Diviser une plante reste la meilleure solution pour s’en procurer un morceau. A l’automne ou au printemps pourvu que la souche soit suffisamment enracinée. L’enracinement est très profond. Parfois jusqu’à 2 m. Déterrez donc la souche avec précaution. Divisez-la en éclats de 2 ou 3 bourgeons minimum. Puis replacez au soleil ou à la mi-ombre, dans n’importe quel sol, avec une légère préférence pour une terre riche et fraiche. En sol calcaire, ajoutez dans le trou de plantation une poignée de poudre de basalte et sur un sol détrempé, plantez sur butte car elle redoute l’eau stagnante. Ne l’enterrez pas trop profondément, les bourgeons doivent affleurer. Un rien lambine à s’installer, il lui faut environ trois ans pour occuper un espace d’1m à 1,5m. Sa stature imposante fera alors le vide autour d’elle. Un à deux pieds suffit en général pour une famille. Du côté entretien, aucun souci, elle vit toute seule pendant 6 à 10 ans. Très résistante au gel et à la sécheresse, elle se plaît dans nos contrées à l’abri du cagnard. Jamais malade, elle ne dit pas non à une pelletée de compost une fois par an.
La récolte commence dès avril/mai jusqu’en septembre. Commencez par les feuilles externes. Détachez-les tout simplement en les faisant pivoter à la base. Ne pas « déplumer » le plant au risque de l’affaiblir. Laissez toujours un tiers des pétioles et arrosez après la cueillette s’il fait très chaud. Pour hâter la récolte, les fanas déposent en hiver quelques branches de sapin sur les pieds tout nus qui ont perdu leurs parties aériennes.

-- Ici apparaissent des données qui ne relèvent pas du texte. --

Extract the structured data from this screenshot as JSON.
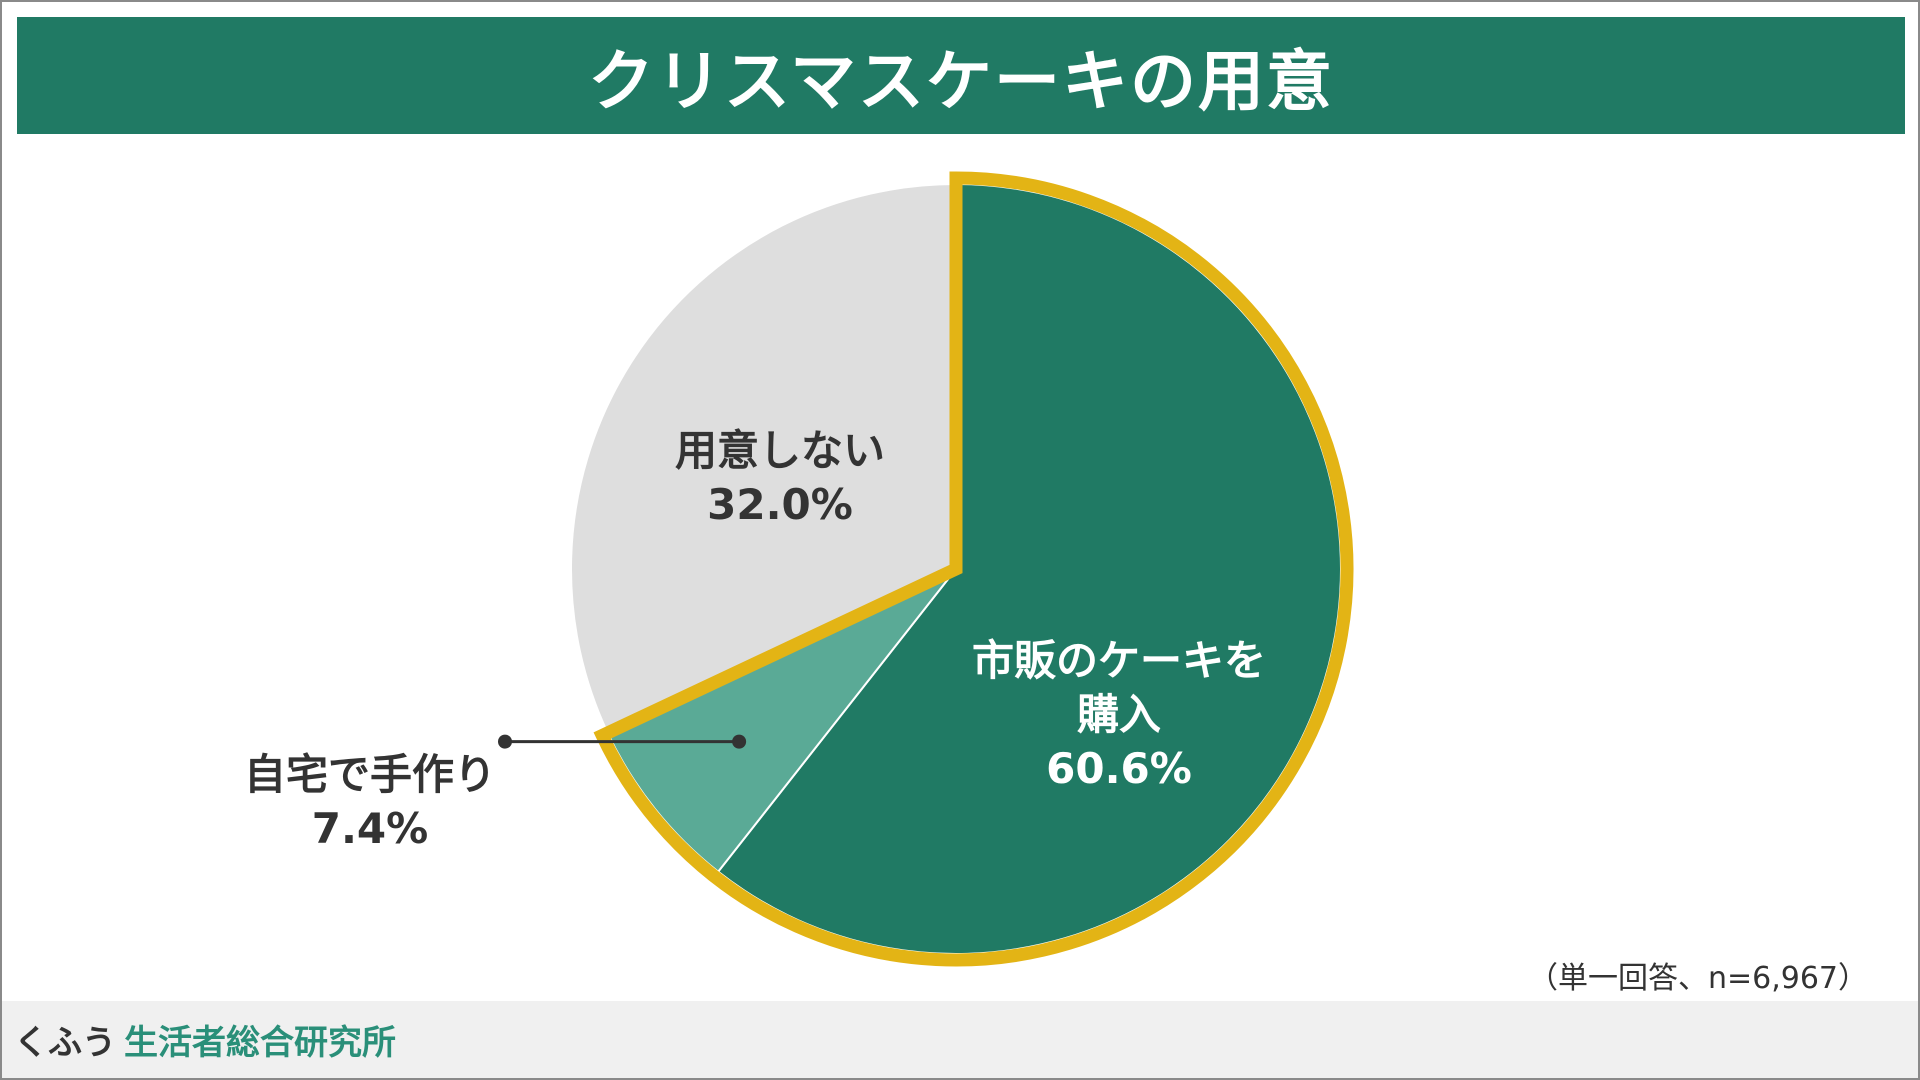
{
  "header": {
    "title": "クリスマスケーキの用意",
    "bg_color": "#207a64"
  },
  "chart_data": {
    "type": "pie",
    "title": "クリスマスケーキの用意",
    "start_angle_deg": 0,
    "direction": "clockwise",
    "slices": [
      {
        "label_lines": [
          "市販のケーキを",
          "購入"
        ],
        "value": 60.6,
        "value_label": "60.6%",
        "color": "#207a64",
        "label_color": "#ffffff",
        "highlight": true
      },
      {
        "label_lines": [
          "自宅で手作り"
        ],
        "value": 7.4,
        "value_label": "7.4%",
        "color": "#5aaa96",
        "label_color": "#333333",
        "highlight": true,
        "callout": true
      },
      {
        "label_lines": [
          "用意しない"
        ],
        "value": 32.0,
        "value_label": "32.0%",
        "color": "#dedede",
        "label_color": "#333333",
        "highlight": false
      }
    ],
    "highlight_outline_color": "#e3b415",
    "note": "（単一回答、n=6,967）"
  },
  "footer": {
    "brand_kana": "くふう",
    "brand_name": "生活者総合研究所",
    "brand_name_color": "#2a8f79",
    "bg_color": "#f0f0f0"
  }
}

Jeune pousse Fleur en préparation
Fruit ou légume ?
Ne voulant pas marcher sur les plates bandes de notre confrère, nous aimerions simplement vous donner quelques pistes préliminaires à la dégustation. Le pétiole qu’il soit vert ou rouge s’épluche d’un bout à l’autre de la tige comme une asperge. S’il est jeune et tendre, inutile de l’éplucher. Coupez-le en tronçons de 5 cm. Pour atténuer l’acidité, plongez- les quelques minutes dans l’eau salée ou faites les tremper 30 minutes dans de l’eau fraîche. Après vient la cuisson. Dans une casserole avec un fond d’eau sucrée ou dans une poêle avec un filet d’huile. 10 minutes suffisent. Bien que la rhubarbe habite le potager et soit techniquement un légume, elle est souvent servie en dessert, son acidité appelant le sucre. Mais tout est permis. Pourquoi pas avec du poisson à la manière du maquereau marié à sa groseille, en sauce aigre douce accompagnant un rôti ou simplement ajoutée à la viande dans un tajine. Un soupçon de gingembre ou de cardamone ajoute un brin de subtilité à son parfum délicat.
Astuces
En Angleterre, on prend l’habitude de forcer la plante en recouvrant la souche dès février d’un grand seau ou mieux d’un ravissant pot en terre cuite très décoratif. Les pétioles se développent alors à l’abri de la lumière et peuvent être cueillis 6 semaines plus tard. Comme s’ils étaient blanchis. Plus tendres, certains disent qu’ils sont moins acides. Le revers de la médaille ? Les plants se fatiguent et en définitive devront être plus vite remplacés.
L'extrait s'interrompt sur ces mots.